On Thu, May 23, 2019 at 11:27:03AM +0200, Martin Lucina wrote:
> On Tuesday, 21.05.2019 at 07:02, Sean Christopherson wrote:
> > > Questions:
> > > 
> > > a. Is this the intended behaviour, and can it be relied on? Note that
> > > KVM/aarch64 behaves the same for me.
> > > 
> > > b. Why does case (1) fail but case (2) succeed? I spent a day reading
> > > through the KVM MMU code, but failed to understand how this is implemented.
> > 
> > Case (1) fails because KVM explicitly grabs WRITE permissions when
> > retrieving the HPA.  See __gfn_to_pfn_memslot() and hva_to_pfn().
> > Note, KVM also allows userspace to set a guest memslot as RO
> > independent of mprotect().
> 
> Thanks for the pointers. I'm aware of the ability to set a memslot as RO,
> but currently we use a single memslot + mprotect() as it suits our loader
> architecture better (see below).
> 
> > Case (2) doesn't fault because KVM doesn't support execute protection,
> > i.e. all pages are executable in the guest (at least on x86).  My guess
> > is that execute protection isn't supported because there isn't a strong
> > use case for traditional virtualization and so no one has gone through
> > the effort to add NX support.  E.g. the vast majority of system memory
> > can be dynamically allocated (for userspace code), which practically
> > speaking leaves only the guest kernel's data sections, and marking those
> > NX requires at a minimum:
> > 
> >   - knowing exactly what kernel will be loaded
> >   - no ASLR in the physical domain
> >   - no transient execution, e.g. in vBIOS or trampoline code
> 
> In the Solo5 case we're using hardware virtualization in a non-traditional
> sense, as an isolation layer for a static guest (i.e. no changes to
> physical memory layout or page protections after "boot"). The guest is
> considered untrusted and all [*] the setup is performed by the loader/VMM
> ("tender" in our terminology), which has all the knowledge of what gets
> loaded into the VM available up front. So your points above are not an
> issue.

I assumed as much, I was simply pointing out why KVM historically has not
supported NX.

> [*] well, almost all, the guest sets up its own IDT in order to report
> exceptions and abort
> 
> > 
> > > c.
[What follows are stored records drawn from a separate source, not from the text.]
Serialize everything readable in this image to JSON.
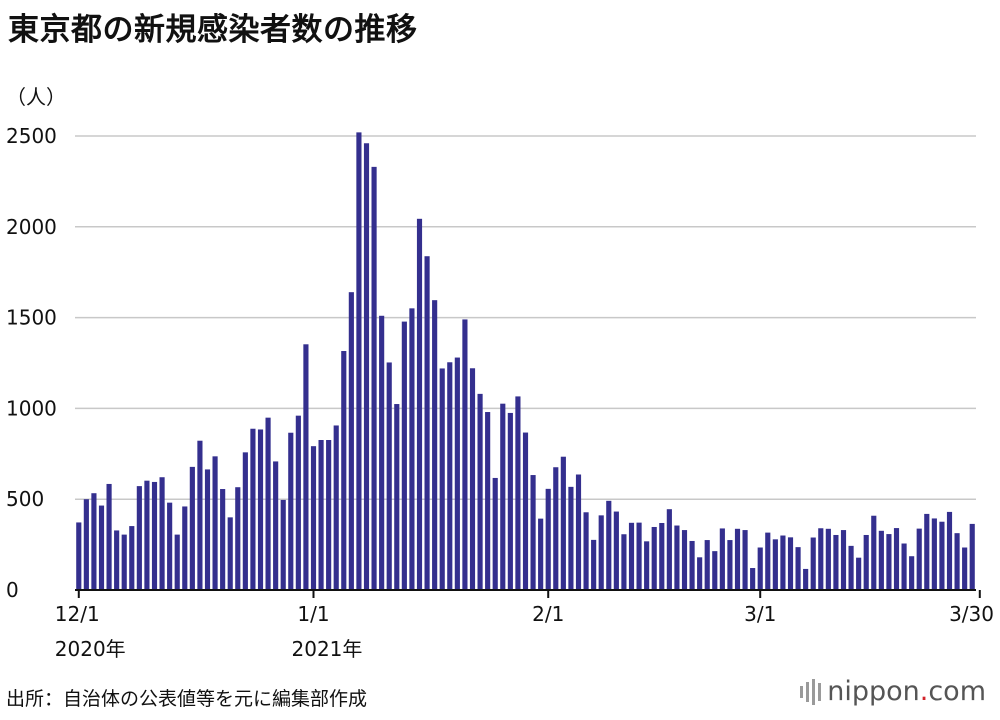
{
  "title": "東京都の新規感染者数の推移",
  "source": "出所：自治体の公表値等を元に編集部作成",
  "brand": {
    "name": "nippon",
    "dot": ".",
    "tld": "com"
  },
  "colors": {
    "bar": "#342f8e",
    "grid": "#c8c8c8",
    "axis": "#111111",
    "brand_dot": "#d2232a"
  },
  "chart_data": {
    "type": "bar",
    "unit_label": "（人）",
    "ylim": [
      0,
      2500
    ],
    "yticks": [
      "0",
      "500",
      "1000",
      "1500",
      "2000",
      "2500"
    ],
    "grid": true,
    "x_ticks": [
      {
        "label": "12/1",
        "sub": "2020年",
        "index": 0
      },
      {
        "label": "1/1",
        "sub": "2021年",
        "index": 31
      },
      {
        "label": "2/1",
        "sub": "",
        "index": 62
      },
      {
        "label": "3/1",
        "sub": "",
        "index": 90
      },
      {
        "label": "3/30",
        "sub": "",
        "index": 119
      }
    ],
    "values": [
      372,
      500,
      533,
      465,
      584,
      328,
      305,
      352,
      572,
      602,
      595,
      621,
      481,
      305,
      460,
      678,
      822,
      664,
      736,
      556,
      400,
      566,
      758,
      888,
      884,
      949,
      708,
      496,
      866,
      960,
      1353,
      792,
      826,
      826,
      906,
      1316,
      1640,
      2520,
      2460,
      2330,
      1510,
      1253,
      1024,
      1478,
      1551,
      2044,
      1838,
      1596,
      1220,
      1254,
      1280,
      1490,
      1221,
      1080,
      980,
      617,
      1026,
      975,
      1066,
      867,
      633,
      393,
      557,
      676,
      734,
      568,
      636,
      428,
      276,
      411,
      491,
      432,
      307,
      370,
      371,
      268,
      347,
      369,
      445,
      355,
      330,
      270,
      180,
      275,
      214,
      339,
      275,
      337,
      330,
      121,
      234,
      316,
      279,
      300,
      290,
      236,
      116,
      289,
      340,
      337,
      303,
      330,
      243,
      178,
      303,
      409,
      326,
      308,
      341,
      256,
      186,
      338,
      419,
      394,
      376,
      430,
      313,
      234,
      364
    ]
  }
}
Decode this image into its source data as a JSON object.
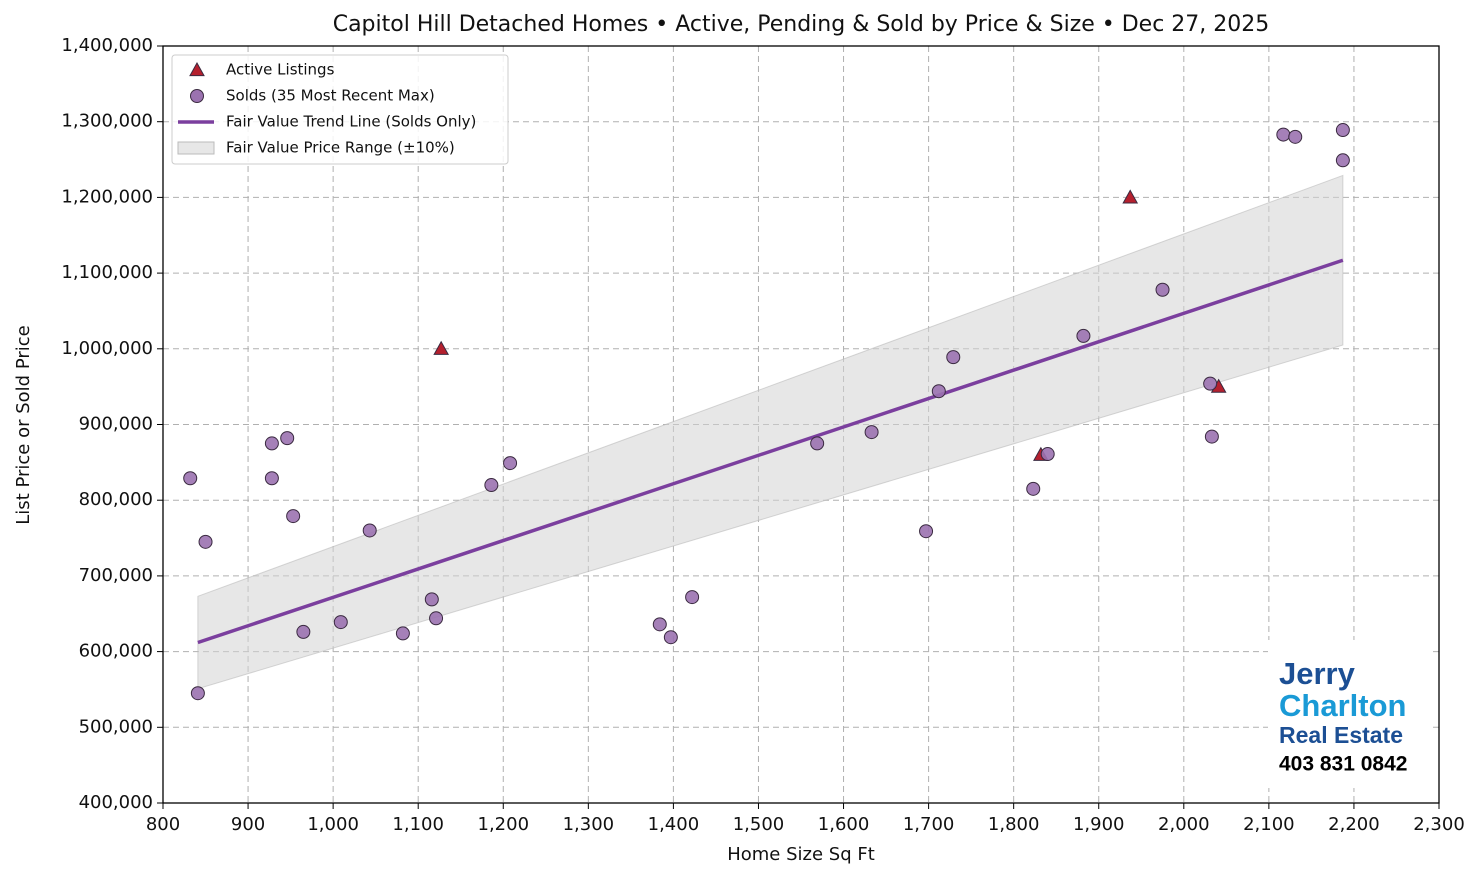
{
  "chart_data": {
    "type": "scatter",
    "title": "Capitol Hill Detached Homes • Active, Pending & Sold by Price & Size • Dec 27, 2025",
    "x_label": "Home Size Sq Ft",
    "y_label": "List Price or Sold Price",
    "xlim": [
      800,
      2300
    ],
    "ylim": [
      400000,
      1400000
    ],
    "xticks": [
      {
        "value": 800,
        "label": "800"
      },
      {
        "value": 900,
        "label": "900"
      },
      {
        "value": 1000,
        "label": "1,000"
      },
      {
        "value": 1100,
        "label": "1,100"
      },
      {
        "value": 1200,
        "label": "1,200"
      },
      {
        "value": 1300,
        "label": "1,300"
      },
      {
        "value": 1400,
        "label": "1,400"
      },
      {
        "value": 1500,
        "label": "1,500"
      },
      {
        "value": 1600,
        "label": "1,600"
      },
      {
        "value": 1700,
        "label": "1,700"
      },
      {
        "value": 1800,
        "label": "1,800"
      },
      {
        "value": 1900,
        "label": "1,900"
      },
      {
        "value": 2000,
        "label": "2,000"
      },
      {
        "value": 2100,
        "label": "2,100"
      },
      {
        "value": 2200,
        "label": "2,200"
      },
      {
        "value": 2300,
        "label": "2,300"
      }
    ],
    "yticks": [
      {
        "value": 400000,
        "label": "400,000"
      },
      {
        "value": 500000,
        "label": "500,000"
      },
      {
        "value": 600000,
        "label": "600,000"
      },
      {
        "value": 700000,
        "label": "700,000"
      },
      {
        "value": 800000,
        "label": "800,000"
      },
      {
        "value": 900000,
        "label": "900,000"
      },
      {
        "value": 1000000,
        "label": "1,000,000"
      },
      {
        "value": 1100000,
        "label": "1,100,000"
      },
      {
        "value": 1200000,
        "label": "1,200,000"
      },
      {
        "value": 1300000,
        "label": "1,300,000"
      },
      {
        "value": 1400000,
        "label": "1,400,000"
      }
    ],
    "grid": true,
    "legend": "upper-left",
    "series": [
      {
        "name": "Active Listings",
        "type": "scatter",
        "marker": "triangle",
        "color": "#b5202e",
        "x": [
          1127,
          1937,
          1832,
          2041
        ],
        "values": [
          1000000,
          1200000,
          860000,
          950000
        ]
      },
      {
        "name": "Solds (35 Most Recent Max)",
        "type": "scatter",
        "marker": "circle",
        "color": "#9b72b0",
        "x": [
          832,
          850,
          841,
          928,
          928,
          946,
          953,
          965,
          1009,
          1043,
          1082,
          1116,
          1121,
          1186,
          1208,
          1384,
          1397,
          1422,
          1569,
          1633,
          1697,
          1712,
          1729,
          1823,
          1840,
          1882,
          1975,
          2031,
          2033,
          2117,
          2131,
          2187,
          2187
        ],
        "values": [
          829000,
          745000,
          545000,
          875000,
          829000,
          882000,
          779000,
          626000,
          639000,
          760000,
          624000,
          669000,
          644000,
          820000,
          849000,
          636000,
          619000,
          672000,
          875000,
          890000,
          759000,
          944000,
          989000,
          815000,
          861000,
          1017000,
          1078000,
          954000,
          884000,
          1283000,
          1280000,
          1289000,
          1249000
        ]
      },
      {
        "name": "Fair Value Trend Line (Solds Only)",
        "type": "line",
        "color": "#7b3f9e",
        "x": [
          841,
          2187
        ],
        "values": [
          612000,
          1117000
        ]
      },
      {
        "name": "Fair Value Price Range (±10%)",
        "type": "band",
        "color": "#d4d4d4",
        "x": [
          841,
          2187
        ],
        "lower": [
          551000,
          1005000
        ],
        "upper": [
          673000,
          1229000
        ]
      }
    ]
  },
  "logo": {
    "line1": "Jerry",
    "line2": "Charlton",
    "line3": "Real Estate",
    "phone": "403 831 0842"
  }
}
In order to enforce W^X both ways I'd like to have case (2) also fail
> > > with EFAULT, is this possible?
> > 
> > Not without modifying KVM and the kernel (if you want to do it through
> > mprotect()).
> 
> Hooking up the full EPT protection bits available to KVM via mprotect()
> would be the best solution for us, and could also give us the ability to
> have execute-only pages on x86, which is a nice defence against ROP attacks
> in the guest. However, I can see now that this is not a trivial
> undertaking, especially across the various MMU models (tdp, softmmu) and
> architectures dealt with by the core KVM code.
> 
> N.B. We also have tender implementations for bhyve and OpenBSD vmm, and at
> least in the OpenBSD case some community contributors are looking into
> developing an "ept_mprotect" for precisely this use-case, though their vmm
> code is much simpler (and does less) compared to KVM.
> 
> I take it there's no other way to mark a range of pages as NX by the guest
> from the host side, so if we want this without modifying KVM and the
> kernel, the only way to get it would be to set up "real" page tables inside
> the guest ...?

Correct, KVM does currently support marking pages NX from the host.  But
note that when EPT is enabled, KVM does not intercept writes to CR3, i.e.
the guest can configure and load its own page page tables to bypass the
restrictions of the tender, which may or may not be an issue.

On the other hand, modifying KVM to support NX via mprotect() in a limited
capacity might be a relatively low effort option, e.g. support it as a
per-module opt-in feature only when using TDP (EPT or NPT).